В “Балладе о богатыре”, я изобразил степных кочевников сутулыми уродцами с черными глазами-щелками, носами-пуговками и глупыми ухмылками, будто прилепленными к немытым темным лицам. По страницам моего произведения полоумные дикари скакали на нескладных жирных и колченогих лошаденках с гиканьем и улюлюканьем.
Дружелюбно и льстиво я заглянул в некрупные, но отнюдь не похожие на узкие щелки, зеленовато-серые глаза Ахтымбана, надеясь заслужить его снисходительное отношение. Высокорослый, на редкость безупречно сложенный воин не имел ни малейшего сходства со злодеями из моей книги. Продолговатый овал лица с широким подбородком, прямой нос, умный спокойный взгляд, игра мускулов под гладкой кожей… Изучая Ахтымбана, я проникся сочувствием к далеким пращурам, схлестнувшимся с ним в последней битве. Он представлял собой воплощение ярости и силы. Его чудовище пока мирно дремало, но могло очнуться в любой момент.
“Должно быть, Ахтыма носил по степи богатырский конь вроде моего Данта”, – подумал я.
– Навостри нос, Тихон, – вторичное произнесение моего имени взрастило уверенность в положительном итоге общения.
Ахтымбан разделся до пояса. На шее он носил нанизанные на воловью жилу каменные рожицы своих жестоких богов, искривленные в отвратительных гримасах. Я приблизил нос к двум саблевидным ранам на его груди, покрытых желтоватыми занозами. Запах древнего вампира отличался коньячной терпкостью. Быстро помечтав о том, что мой нежный молодой запах приятнее для Людмилы, я осмотрел его раны. Самая длинная и глубокая из них начиналась чуть выше сердца. Меньшая зияла над выпуклым от переедания животом. Сочившаяся из ран кровь меняла цвет с ярко-алого на светло-коричневый, словно попадая в кипящую воду.
– Почему твои раны не зарастают, Ахтым? – спросил я.
– Осина, – слабо улыбнулся он.
Я не сомневался, что ему больно. Меня удивляло его мужество. Ахтымбан терпел боль, ни одним жестом не выдавая ее.

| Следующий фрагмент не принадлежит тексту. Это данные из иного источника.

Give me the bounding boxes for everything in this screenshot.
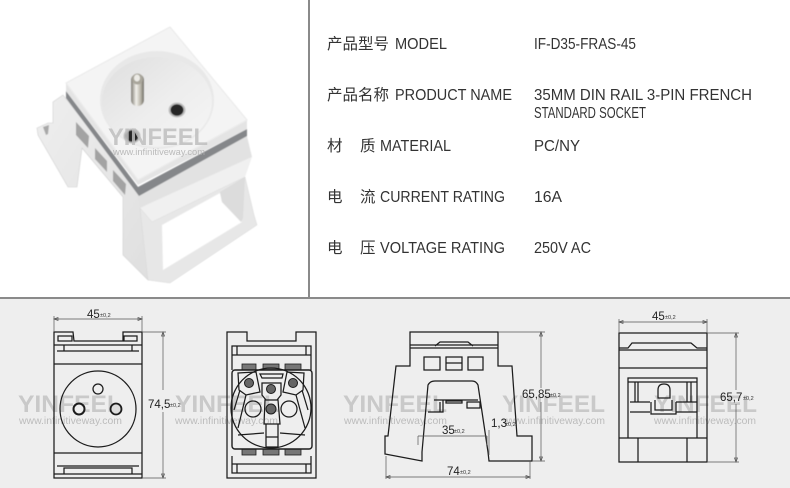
dimension: 65,85: ±0,2 xyxy=(550,393,561,399)
drawing watermarks: YINFEEL xyxy=(18,391,122,418)
spec: current rating xyxy=(327,188,563,206)
dimension: 45: ±0,2 xyxy=(665,315,676,321)
drawing watermarks: www.infinitiveway.com xyxy=(18,416,122,427)
panel: drawings background xyxy=(0,298,790,488)
vertical divider xyxy=(308,0,310,297)
drawing 4: end view xyxy=(619,311,754,462)
dimension: 65,7 xyxy=(707,333,754,462)
product photo: French DIN rail socket xyxy=(37,27,257,283)
front view outline xyxy=(54,332,142,478)
dimension: 74: 74 xyxy=(447,466,460,478)
photo: gray seal band xyxy=(66,91,247,196)
spec: model: IF-D35-FRAS-45 xyxy=(534,36,636,53)
dimension: 35 xyxy=(418,425,487,445)
dimension: 35: ±0,2 xyxy=(454,429,465,435)
photo: side wall and foot xyxy=(37,95,152,280)
end view inner opening xyxy=(628,378,697,438)
spec: current rating: 16A xyxy=(534,189,563,206)
drawing 2: rear view xyxy=(227,332,316,478)
photo: window inner wall xyxy=(220,177,245,222)
spec: material: 材 xyxy=(327,137,343,155)
spec: material xyxy=(327,137,580,155)
rear view tabs xyxy=(242,364,301,455)
side view outline xyxy=(385,332,532,461)
dimension: 1,3: 1,3 xyxy=(491,418,507,430)
photo: front frame xyxy=(140,177,257,283)
spec: model xyxy=(327,35,636,53)
spec: material: MATERIAL xyxy=(380,138,451,155)
spec: model: 产品型号 xyxy=(327,35,389,53)
spec: current rating: 流 xyxy=(360,188,376,206)
photo: frame top surface xyxy=(140,157,252,222)
spec: current rating: CURRENT RATING xyxy=(380,189,505,206)
photo watermark: www.infinitiveway.com xyxy=(112,147,205,158)
spec: voltage rating: 压 xyxy=(360,240,376,257)
rear view body and circle xyxy=(231,368,312,449)
dimension: 45: 45 xyxy=(87,309,100,321)
spec: voltage rating: VOLTAGE RATING xyxy=(380,240,505,257)
spec: voltage rating: 电 xyxy=(327,239,343,257)
drawing 3: side view xyxy=(385,332,561,479)
dimension: 74,5 xyxy=(142,332,181,478)
photo: socket holes xyxy=(124,102,186,144)
dimension: 35: 35 xyxy=(442,425,455,437)
spec: model: MODEL xyxy=(395,36,447,53)
front view socket circle xyxy=(60,371,136,447)
dimension: 65,85 xyxy=(498,332,561,461)
rear view rails xyxy=(232,346,311,473)
rear view terminal holes xyxy=(245,401,297,417)
spec: material: 质 xyxy=(360,137,376,155)
dimension: 45 xyxy=(54,309,142,332)
side view windows xyxy=(424,357,483,370)
side view top details xyxy=(410,342,498,348)
dimension: 74 xyxy=(386,456,530,479)
spec: voltage rating: 250V AC xyxy=(534,240,591,257)
drawing 1: front view xyxy=(54,309,181,478)
dimension: 65,7: 65,7 xyxy=(720,392,742,404)
end view top details xyxy=(619,343,707,368)
rear view screws xyxy=(244,378,298,414)
drawing watermarks: YINFEEL xyxy=(502,391,605,418)
drawing watermarks: www.infinitiveway.com xyxy=(653,416,756,427)
spec table xyxy=(327,35,752,257)
photo: top face xyxy=(66,27,247,185)
spec: product name: 产品名称 xyxy=(327,86,389,104)
drawing watermarks: www.infinitiveway.com xyxy=(174,416,278,427)
dimension: 65,7: ±0,2 xyxy=(743,396,754,402)
dimension: 1,3: ±0,2 xyxy=(505,422,516,428)
end view keyhole clip xyxy=(651,384,676,414)
side view inner clips xyxy=(428,400,480,412)
spec: product name xyxy=(327,86,752,122)
dimension: 1,3 xyxy=(489,418,516,455)
rear view outline xyxy=(227,332,316,478)
dimension: 74,5: 74,5 xyxy=(148,399,170,411)
front view clips and bars xyxy=(54,336,142,474)
spec: product name: 35MM DIN RAIL 3-PIN FRENCH xyxy=(534,87,752,104)
photo: earth pin xyxy=(131,74,144,106)
drawing watermarks xyxy=(18,391,757,427)
end view feet xyxy=(619,438,707,462)
spec: current rating: 电 xyxy=(327,188,343,206)
spec: product name: STANDARD SOCKET xyxy=(534,105,646,122)
spec: product name: PRODUCT NAME xyxy=(395,87,512,104)
photo: front ledge xyxy=(136,132,252,208)
end view outline xyxy=(619,333,707,462)
photo: foot notch xyxy=(43,125,49,135)
dimension: 74: ±0,2 xyxy=(460,470,471,476)
horizontal divider xyxy=(0,297,790,299)
drawing watermarks: YINFEEL xyxy=(654,391,757,418)
rear view terminals xyxy=(234,372,308,447)
photo: side slots xyxy=(76,122,126,195)
photo: socket recess xyxy=(100,51,214,149)
photo: frame window xyxy=(162,193,242,270)
background: top white panel xyxy=(0,0,790,297)
dimension: 45 xyxy=(619,311,707,333)
drawing watermarks: www.infinitiveway.com xyxy=(502,416,605,427)
drawing watermarks: www.infinitiveway.com xyxy=(343,416,447,427)
photo watermark: YINFEEL xyxy=(108,124,208,151)
drawing watermarks: YINFEEL xyxy=(343,391,447,418)
dimension: 74,5: ±0,2 xyxy=(170,403,181,409)
spec: voltage rating xyxy=(327,239,591,257)
drawing watermarks: YINFEEL xyxy=(175,391,279,418)
dimension: 45: ±0,2 xyxy=(100,313,111,319)
spec: material: PC/NY xyxy=(534,138,580,155)
dimension: 45: 45 xyxy=(652,311,665,323)
dimension: 65,85: 65,85 xyxy=(522,389,551,401)
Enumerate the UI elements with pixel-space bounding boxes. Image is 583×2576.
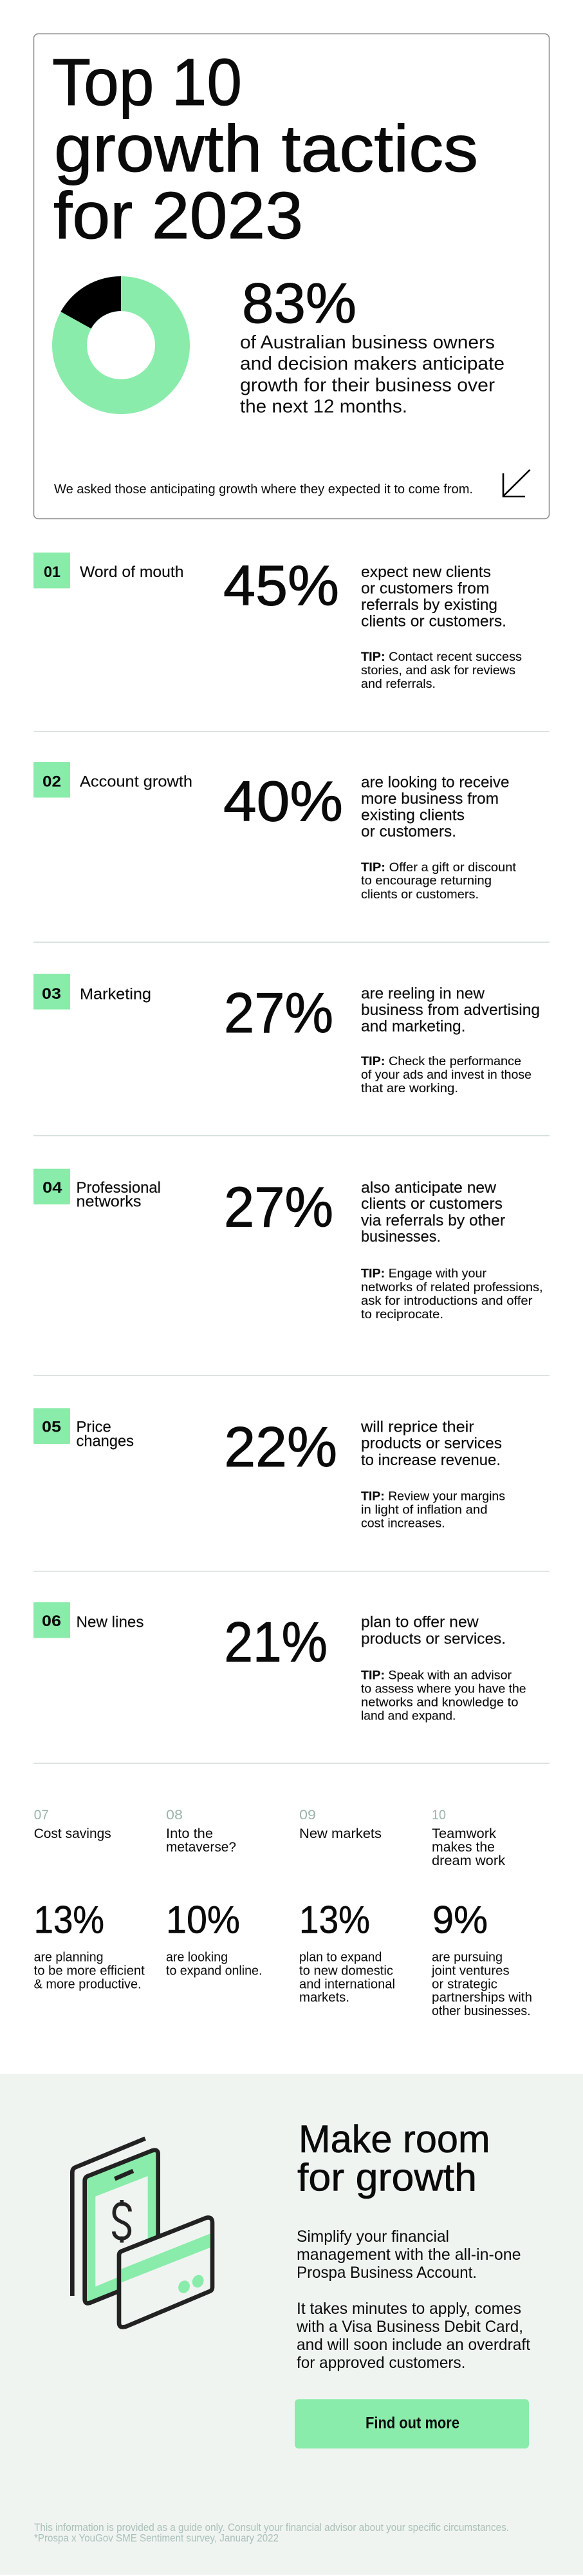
heading: professional networks: Professional bbox=[76, 1179, 161, 1197]
heading: into the metaverse: metaverse? bbox=[166, 1840, 236, 1855]
description: to be more efficient bbox=[34, 1964, 145, 1978]
statistic: 22%: 22% bbox=[224, 1415, 337, 1479]
description: plan to expand bbox=[299, 1950, 382, 1965]
description: more business from bbox=[361, 790, 499, 808]
description: via referrals by other bbox=[361, 1212, 505, 1229]
heading: price changes: Price bbox=[76, 1419, 111, 1436]
heading: marketing: Marketing bbox=[80, 986, 151, 1003]
heading: teamwork makes the dream work: makes the bbox=[432, 1840, 495, 1855]
tip bbox=[361, 1490, 505, 1531]
statistic: 13%: 13% bbox=[34, 1899, 104, 1942]
description: partnerships with bbox=[432, 1990, 532, 2005]
number 07: 07 bbox=[34, 1808, 49, 1823]
description: are pursuing bbox=[432, 1950, 503, 1965]
heading: teamwork makes the dream work: dream work bbox=[432, 1853, 506, 1868]
description: are looking to receive bbox=[361, 774, 510, 791]
statistic: 83%: 83% bbox=[242, 271, 356, 335]
number badge 04 bbox=[33, 1169, 70, 1204]
tip: to reciprocate. bbox=[361, 1307, 443, 1321]
panel: intro card bbox=[33, 33, 550, 519]
description: are reeling in new bbox=[361, 985, 485, 1003]
tip: cost increases. bbox=[361, 1517, 445, 1531]
tip bbox=[361, 860, 517, 902]
panel: make room for growth bbox=[0, 2074, 583, 2575]
panel: tactic 07 bbox=[34, 1808, 145, 1992]
description: to new domestic bbox=[299, 1964, 393, 1978]
description: business from advertising bbox=[361, 1001, 540, 1019]
description: referrals by existing bbox=[361, 596, 497, 614]
heading: price changes: changes bbox=[76, 1432, 134, 1450]
tip: networks and knowledge to bbox=[361, 1695, 519, 1709]
intro description: the next 12 months. bbox=[240, 397, 407, 417]
body text: Prospa Business Account. bbox=[297, 2264, 477, 2282]
description: or customers. bbox=[361, 823, 456, 840]
description: and international bbox=[299, 1977, 395, 1992]
statistic: 13%: 13% bbox=[299, 1899, 370, 1942]
tip bbox=[361, 1054, 532, 1095]
description: and marketing. bbox=[361, 1018, 466, 1036]
panel: tactic 10 bbox=[431, 1808, 532, 2018]
title: growth tactics bbox=[54, 111, 478, 185]
button: find out more: Find out more bbox=[366, 2414, 459, 2432]
heading: teamwork makes the dream work: Teamwork bbox=[432, 1826, 497, 1841]
tip: ask for introductions and offer bbox=[361, 1294, 533, 1308]
body text: and will soon include an overdraft bbox=[297, 2336, 530, 2354]
tip: stories, and ask for reviews bbox=[361, 663, 515, 677]
tip: that are working. bbox=[361, 1081, 458, 1095]
tip: land and expand. bbox=[361, 1709, 456, 1723]
panel: tactic 08 bbox=[166, 1808, 262, 1978]
description: existing clients bbox=[361, 807, 465, 824]
number badge 01: 01 bbox=[44, 564, 60, 581]
description: businesses. bbox=[361, 1228, 441, 1245]
body text: for approved customers. bbox=[297, 2354, 465, 2372]
title bbox=[52, 45, 478, 252]
panel: tactic 04 bbox=[33, 1169, 543, 1321]
description bbox=[166, 1950, 262, 1978]
statistic: 45%: 45% bbox=[223, 554, 339, 617]
tip: TIP: Offer a gift or discount bbox=[361, 860, 517, 875]
tip: TIP: Review your margins bbox=[361, 1490, 505, 1504]
description: other businesses. bbox=[432, 2003, 531, 2018]
number badge 06: 06 bbox=[42, 1613, 61, 1630]
heading: new markets: New markets bbox=[299, 1826, 382, 1841]
intro description: and decision makers anticipate bbox=[240, 354, 504, 374]
description: & more productive. bbox=[34, 1977, 142, 1992]
tip: to encourage returning bbox=[361, 874, 492, 888]
tip bbox=[361, 1267, 543, 1321]
heading: make room for growth bbox=[297, 2117, 490, 2199]
body text: It takes minutes to apply, comes bbox=[297, 2300, 521, 2318]
footnote: This information is provided as a guide only. Consult your financial advisor about your specific circumstances. bbox=[34, 2521, 509, 2533]
description: also anticipate new bbox=[361, 1179, 496, 1197]
description: products or services bbox=[361, 1435, 502, 1452]
number badge 03: 03 bbox=[42, 985, 61, 1003]
number badge 05 bbox=[33, 1408, 70, 1444]
description bbox=[361, 774, 510, 840]
heading: into the metaverse bbox=[166, 1826, 236, 1855]
number badge 01 bbox=[33, 553, 70, 589]
intro description: growth for their business over bbox=[240, 375, 495, 395]
title: for 2023 bbox=[53, 178, 303, 252]
heading: professional networks bbox=[76, 1179, 161, 1211]
panel: tactic 09 bbox=[299, 1808, 395, 2005]
body text bbox=[296, 2228, 530, 2372]
tip: TIP: Speak with an advisor bbox=[361, 1668, 512, 1682]
arrow bbox=[503, 470, 530, 497]
number 08: 08 bbox=[166, 1808, 183, 1823]
body text: with a Visa Business Debit Card, bbox=[296, 2318, 523, 2336]
survey note: We asked those anticipating growth where they expected it to come from. bbox=[54, 482, 473, 497]
panel: tactic 05 bbox=[33, 1408, 505, 1531]
panel: tactic 03 bbox=[33, 974, 540, 1095]
number badge 05: 05 bbox=[42, 1419, 61, 1436]
heading: into the metaverse: Into the bbox=[166, 1826, 213, 1841]
panel: tactic 02 bbox=[33, 762, 517, 902]
tip: and referrals. bbox=[361, 677, 436, 691]
body text: management with the all-in-one bbox=[297, 2246, 521, 2264]
number 09: 09 bbox=[299, 1808, 316, 1823]
description bbox=[361, 985, 540, 1036]
tip: to assess where you have the bbox=[361, 1681, 526, 1696]
number badge 06 bbox=[33, 1602, 70, 1638]
intro description: of Australian business owners bbox=[240, 332, 495, 353]
description: to expand online. bbox=[166, 1964, 262, 1978]
description bbox=[361, 564, 506, 630]
title: Top 10 bbox=[52, 45, 242, 119]
heading: make room for growth: Make room bbox=[299, 2117, 490, 2161]
panel: tactic 01 bbox=[33, 553, 522, 691]
description: to increase revenue. bbox=[361, 1452, 501, 1469]
description: products or services. bbox=[361, 1631, 506, 1648]
description: or strategic bbox=[432, 1977, 497, 1992]
number 10: 10 bbox=[432, 1808, 446, 1823]
heading: new lines: New lines bbox=[76, 1614, 144, 1631]
description: joint ventures bbox=[431, 1964, 510, 1978]
donut chart: 83% bbox=[60, 276, 172, 397]
statistic: 21%: 21% bbox=[224, 1610, 328, 1674]
heading: price changes bbox=[76, 1419, 134, 1450]
description: will reprice their bbox=[360, 1419, 474, 1436]
number badge 03 bbox=[33, 974, 70, 1010]
body text: Simplify your financial bbox=[297, 2228, 449, 2246]
description: plan to offer new bbox=[361, 1614, 479, 1631]
description bbox=[361, 1179, 505, 1245]
description bbox=[431, 1950, 532, 2018]
footnote: *Prospa x YouGov SME Sentiment survey, January 2022 bbox=[34, 2532, 279, 2544]
description bbox=[34, 1950, 145, 1992]
statistic: 9%: 9% bbox=[432, 1899, 488, 1942]
footnote bbox=[34, 2521, 509, 2544]
statistic: 27%: 27% bbox=[224, 981, 333, 1045]
number badge 04: 04 bbox=[42, 1179, 62, 1197]
heading: professional networks: networks bbox=[76, 1193, 142, 1211]
panel: tactic 06 bbox=[33, 1602, 526, 1723]
number badge 02 bbox=[33, 762, 70, 797]
description: expect new clients bbox=[361, 564, 491, 581]
number badge 02: 02 bbox=[42, 773, 61, 791]
description: clients or customers bbox=[361, 1195, 503, 1213]
tip: TIP: Check the performance bbox=[361, 1054, 521, 1068]
tip: of your ads and invest in those bbox=[361, 1068, 532, 1082]
statistic: 10%: 10% bbox=[166, 1899, 240, 1942]
description bbox=[361, 1614, 506, 1648]
intro description bbox=[240, 332, 504, 417]
tip bbox=[361, 650, 522, 691]
description: are looking bbox=[166, 1950, 228, 1965]
tip: networks of related professions, bbox=[361, 1280, 543, 1294]
tip: TIP: Contact recent success bbox=[361, 650, 522, 664]
tip: clients or customers. bbox=[361, 887, 479, 902]
icon: phone and card bbox=[72, 2139, 212, 2327]
heading: account growth: Account growth bbox=[80, 773, 192, 791]
tip: TIP: Engage with your bbox=[361, 1267, 486, 1281]
tip bbox=[361, 1668, 526, 1723]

Скользкие лапы страха обхватили мои плечи. Выходит, я ошибочно считал, что для вампира опасен осиновый кол только если им пронзено сердце. Ахтымбан был на волоске от гибели. Меня немало удивила его готовность рисковать жизнью ради добывания пищи. Он знал, что может проиграть в смертельном бою, но все равно напал на леших. Я бы на его месте лучше поголодал денек – другой, чем ввязался в такую драку.